Second, the film looked at suburbs today, which have the greatest problems. Explosive growth patterns, massive highways, distant malls, create an isolated environment lacking in sidewalks or places to ride bikes, walk or play. Children tend to be driven indoors to computers and television for recreation, and then driven to a mall or a friend’s house by parents. Suburban kids, those ironically with the most opportunity in some areas, suffer the greatest health and psychological problems.
Third, the film team visited the city, which produced the greatest surprises as a place for children: for those not raised in crushing poverty, it still works. And surprisingly well. Despite obstacles and the media stereotypes, old neighborhoods function better than many suburbs, with parks and schools and a sense of community in which parents of different backgrounds often watch out for the safety of children, as they did generations ago when these places were built.

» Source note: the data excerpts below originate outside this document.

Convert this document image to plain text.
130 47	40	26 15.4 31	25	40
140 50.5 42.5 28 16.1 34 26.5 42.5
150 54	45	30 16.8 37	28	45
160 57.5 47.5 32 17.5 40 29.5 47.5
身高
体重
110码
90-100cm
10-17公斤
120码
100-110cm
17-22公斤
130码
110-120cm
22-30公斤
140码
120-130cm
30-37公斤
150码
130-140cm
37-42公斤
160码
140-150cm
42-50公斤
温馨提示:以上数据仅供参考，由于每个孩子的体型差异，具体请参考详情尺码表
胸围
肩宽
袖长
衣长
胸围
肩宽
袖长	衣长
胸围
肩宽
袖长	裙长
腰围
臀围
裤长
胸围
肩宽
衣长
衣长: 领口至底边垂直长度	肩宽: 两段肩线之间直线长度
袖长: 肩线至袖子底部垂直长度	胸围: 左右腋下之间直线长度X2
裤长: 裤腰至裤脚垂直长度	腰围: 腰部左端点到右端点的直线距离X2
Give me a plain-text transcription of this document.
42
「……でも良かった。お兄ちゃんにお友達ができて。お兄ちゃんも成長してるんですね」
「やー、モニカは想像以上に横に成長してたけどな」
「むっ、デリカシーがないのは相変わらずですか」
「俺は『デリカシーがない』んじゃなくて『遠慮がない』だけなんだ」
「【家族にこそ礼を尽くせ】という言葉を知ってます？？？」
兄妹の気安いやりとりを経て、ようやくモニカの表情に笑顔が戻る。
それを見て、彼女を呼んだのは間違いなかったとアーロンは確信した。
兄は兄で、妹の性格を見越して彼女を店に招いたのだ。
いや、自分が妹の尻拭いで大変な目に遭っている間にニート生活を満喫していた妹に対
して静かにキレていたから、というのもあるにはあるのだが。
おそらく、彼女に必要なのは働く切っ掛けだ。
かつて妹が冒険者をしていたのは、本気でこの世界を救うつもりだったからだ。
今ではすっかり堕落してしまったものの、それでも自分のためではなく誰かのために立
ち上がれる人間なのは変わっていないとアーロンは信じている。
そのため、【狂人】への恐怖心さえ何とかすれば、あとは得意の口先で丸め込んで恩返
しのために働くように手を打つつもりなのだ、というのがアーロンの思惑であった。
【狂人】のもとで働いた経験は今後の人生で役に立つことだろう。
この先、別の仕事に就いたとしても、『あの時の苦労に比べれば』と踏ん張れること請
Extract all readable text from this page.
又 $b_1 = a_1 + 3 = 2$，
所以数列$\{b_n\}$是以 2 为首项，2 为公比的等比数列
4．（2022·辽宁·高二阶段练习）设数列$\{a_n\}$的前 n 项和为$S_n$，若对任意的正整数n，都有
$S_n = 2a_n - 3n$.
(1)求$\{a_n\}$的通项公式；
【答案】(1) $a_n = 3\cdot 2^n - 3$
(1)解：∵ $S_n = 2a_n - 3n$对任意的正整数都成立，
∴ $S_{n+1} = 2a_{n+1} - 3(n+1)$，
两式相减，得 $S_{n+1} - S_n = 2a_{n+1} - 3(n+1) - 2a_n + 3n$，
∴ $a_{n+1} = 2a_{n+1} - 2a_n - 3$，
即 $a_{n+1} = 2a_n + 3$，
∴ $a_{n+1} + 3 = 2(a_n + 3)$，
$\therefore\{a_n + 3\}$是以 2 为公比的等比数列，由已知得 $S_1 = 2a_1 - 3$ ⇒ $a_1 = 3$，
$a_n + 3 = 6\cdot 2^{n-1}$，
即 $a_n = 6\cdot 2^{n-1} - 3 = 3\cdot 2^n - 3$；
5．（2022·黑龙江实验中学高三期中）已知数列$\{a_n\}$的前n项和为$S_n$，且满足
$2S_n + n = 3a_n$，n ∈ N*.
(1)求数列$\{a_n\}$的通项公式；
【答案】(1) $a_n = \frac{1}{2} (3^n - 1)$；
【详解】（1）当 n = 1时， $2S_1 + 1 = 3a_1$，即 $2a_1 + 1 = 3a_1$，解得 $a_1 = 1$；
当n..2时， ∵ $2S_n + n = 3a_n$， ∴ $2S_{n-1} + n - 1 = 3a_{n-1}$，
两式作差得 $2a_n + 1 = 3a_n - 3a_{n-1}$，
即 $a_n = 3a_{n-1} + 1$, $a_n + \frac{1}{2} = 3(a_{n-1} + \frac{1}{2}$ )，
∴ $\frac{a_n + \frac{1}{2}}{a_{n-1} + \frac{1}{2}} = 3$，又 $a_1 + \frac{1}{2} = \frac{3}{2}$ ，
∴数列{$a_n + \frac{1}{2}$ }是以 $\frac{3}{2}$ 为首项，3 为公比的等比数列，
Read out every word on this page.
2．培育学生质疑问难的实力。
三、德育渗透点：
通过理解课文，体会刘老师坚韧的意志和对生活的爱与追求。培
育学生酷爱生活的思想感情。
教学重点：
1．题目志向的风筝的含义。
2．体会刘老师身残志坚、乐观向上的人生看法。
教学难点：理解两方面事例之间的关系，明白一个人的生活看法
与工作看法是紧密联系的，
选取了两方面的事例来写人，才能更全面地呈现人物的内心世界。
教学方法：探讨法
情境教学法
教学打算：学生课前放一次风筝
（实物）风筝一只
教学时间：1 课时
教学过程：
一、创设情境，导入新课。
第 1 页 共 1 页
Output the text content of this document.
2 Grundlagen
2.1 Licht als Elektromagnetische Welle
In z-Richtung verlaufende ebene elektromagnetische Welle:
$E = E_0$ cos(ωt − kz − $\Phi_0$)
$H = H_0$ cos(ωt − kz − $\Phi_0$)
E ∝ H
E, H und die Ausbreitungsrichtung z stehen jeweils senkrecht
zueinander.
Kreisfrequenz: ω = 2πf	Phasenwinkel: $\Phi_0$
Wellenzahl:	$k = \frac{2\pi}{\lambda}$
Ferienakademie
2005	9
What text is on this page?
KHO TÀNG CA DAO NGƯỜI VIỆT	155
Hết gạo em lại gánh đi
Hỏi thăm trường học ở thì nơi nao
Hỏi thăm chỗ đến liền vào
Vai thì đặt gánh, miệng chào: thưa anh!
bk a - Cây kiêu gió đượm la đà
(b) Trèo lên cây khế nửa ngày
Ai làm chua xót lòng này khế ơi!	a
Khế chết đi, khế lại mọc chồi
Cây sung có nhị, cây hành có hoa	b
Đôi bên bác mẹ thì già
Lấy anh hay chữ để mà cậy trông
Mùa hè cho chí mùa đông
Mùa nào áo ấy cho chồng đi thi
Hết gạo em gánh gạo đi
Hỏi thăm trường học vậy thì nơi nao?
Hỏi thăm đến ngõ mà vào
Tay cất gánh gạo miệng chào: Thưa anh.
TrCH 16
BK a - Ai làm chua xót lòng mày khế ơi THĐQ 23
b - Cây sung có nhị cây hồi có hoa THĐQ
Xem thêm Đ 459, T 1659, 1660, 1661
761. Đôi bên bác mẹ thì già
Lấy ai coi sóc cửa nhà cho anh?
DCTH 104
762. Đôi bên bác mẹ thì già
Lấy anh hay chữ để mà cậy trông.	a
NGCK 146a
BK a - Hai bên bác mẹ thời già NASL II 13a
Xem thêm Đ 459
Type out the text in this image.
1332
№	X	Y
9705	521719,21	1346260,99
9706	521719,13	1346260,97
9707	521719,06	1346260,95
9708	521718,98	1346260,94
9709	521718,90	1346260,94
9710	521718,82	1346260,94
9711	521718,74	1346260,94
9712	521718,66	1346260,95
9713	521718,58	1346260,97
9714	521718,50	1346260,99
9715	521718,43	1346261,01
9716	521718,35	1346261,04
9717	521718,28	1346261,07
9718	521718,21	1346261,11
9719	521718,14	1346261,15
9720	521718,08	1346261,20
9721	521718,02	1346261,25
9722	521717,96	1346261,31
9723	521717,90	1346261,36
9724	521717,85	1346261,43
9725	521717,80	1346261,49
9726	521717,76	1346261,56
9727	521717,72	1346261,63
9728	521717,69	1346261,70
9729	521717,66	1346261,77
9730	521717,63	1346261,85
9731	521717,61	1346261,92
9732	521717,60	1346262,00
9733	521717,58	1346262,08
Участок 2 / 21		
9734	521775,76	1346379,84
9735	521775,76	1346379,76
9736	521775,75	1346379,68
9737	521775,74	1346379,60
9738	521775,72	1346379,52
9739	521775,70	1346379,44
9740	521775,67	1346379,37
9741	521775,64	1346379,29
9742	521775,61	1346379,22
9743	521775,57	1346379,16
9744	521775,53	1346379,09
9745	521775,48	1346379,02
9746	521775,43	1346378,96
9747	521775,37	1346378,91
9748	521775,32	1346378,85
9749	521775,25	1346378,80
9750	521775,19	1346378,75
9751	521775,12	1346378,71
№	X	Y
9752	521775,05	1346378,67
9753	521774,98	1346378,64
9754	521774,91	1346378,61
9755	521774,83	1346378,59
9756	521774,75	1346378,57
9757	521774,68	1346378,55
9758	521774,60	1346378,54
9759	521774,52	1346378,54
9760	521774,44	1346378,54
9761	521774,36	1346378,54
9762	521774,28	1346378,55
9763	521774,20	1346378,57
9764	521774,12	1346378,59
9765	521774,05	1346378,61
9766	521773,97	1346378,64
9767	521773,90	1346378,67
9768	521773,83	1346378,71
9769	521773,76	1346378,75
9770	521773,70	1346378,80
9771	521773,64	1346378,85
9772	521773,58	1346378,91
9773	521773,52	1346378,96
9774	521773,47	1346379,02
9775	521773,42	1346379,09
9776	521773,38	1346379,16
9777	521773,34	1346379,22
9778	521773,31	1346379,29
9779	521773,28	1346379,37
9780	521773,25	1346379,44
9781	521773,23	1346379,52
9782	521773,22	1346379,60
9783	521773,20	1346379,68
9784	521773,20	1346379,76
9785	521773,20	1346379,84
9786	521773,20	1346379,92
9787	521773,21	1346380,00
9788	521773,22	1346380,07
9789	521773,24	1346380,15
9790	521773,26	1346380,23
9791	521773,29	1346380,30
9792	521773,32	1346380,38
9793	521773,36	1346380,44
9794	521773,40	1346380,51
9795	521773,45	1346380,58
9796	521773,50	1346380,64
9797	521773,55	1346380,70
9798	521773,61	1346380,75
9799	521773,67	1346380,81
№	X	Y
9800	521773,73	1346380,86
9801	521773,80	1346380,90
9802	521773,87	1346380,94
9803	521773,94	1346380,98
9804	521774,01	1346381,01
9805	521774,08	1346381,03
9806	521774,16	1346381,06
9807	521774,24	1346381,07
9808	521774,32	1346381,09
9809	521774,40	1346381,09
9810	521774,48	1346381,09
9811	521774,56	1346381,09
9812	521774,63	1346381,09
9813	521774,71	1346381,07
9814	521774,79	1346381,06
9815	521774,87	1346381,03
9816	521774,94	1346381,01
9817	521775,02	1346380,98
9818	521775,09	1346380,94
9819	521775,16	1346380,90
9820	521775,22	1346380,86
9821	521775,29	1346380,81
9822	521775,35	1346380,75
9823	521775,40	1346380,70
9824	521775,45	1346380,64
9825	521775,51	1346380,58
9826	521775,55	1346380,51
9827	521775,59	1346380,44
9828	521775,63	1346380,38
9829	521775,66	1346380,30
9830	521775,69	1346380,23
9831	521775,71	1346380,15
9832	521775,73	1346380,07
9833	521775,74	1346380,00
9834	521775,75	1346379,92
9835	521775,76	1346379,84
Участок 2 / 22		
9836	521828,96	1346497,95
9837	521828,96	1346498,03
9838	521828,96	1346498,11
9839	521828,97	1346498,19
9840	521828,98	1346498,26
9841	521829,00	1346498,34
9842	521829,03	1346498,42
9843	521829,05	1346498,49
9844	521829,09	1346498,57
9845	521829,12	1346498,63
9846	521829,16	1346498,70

Finally, the film examines the impact of the media and stranger-danger television stories. But it also looks at the role of parents themselves, specifically to the over-programmed child of professionals who run their child’s life as if it were a business.
The making of the film began in 2001 with the work of Dr. Elizabeth Goodenough on Secret Spaces of Childhood (University of Michigan Press, 2003), which the producers developed into an idea for a film.
Critical seed funding in 2002 from the president’s office at University of Michigan kept the development stages afloat and was important in assuring our major funders that this work would get done if they also contributed.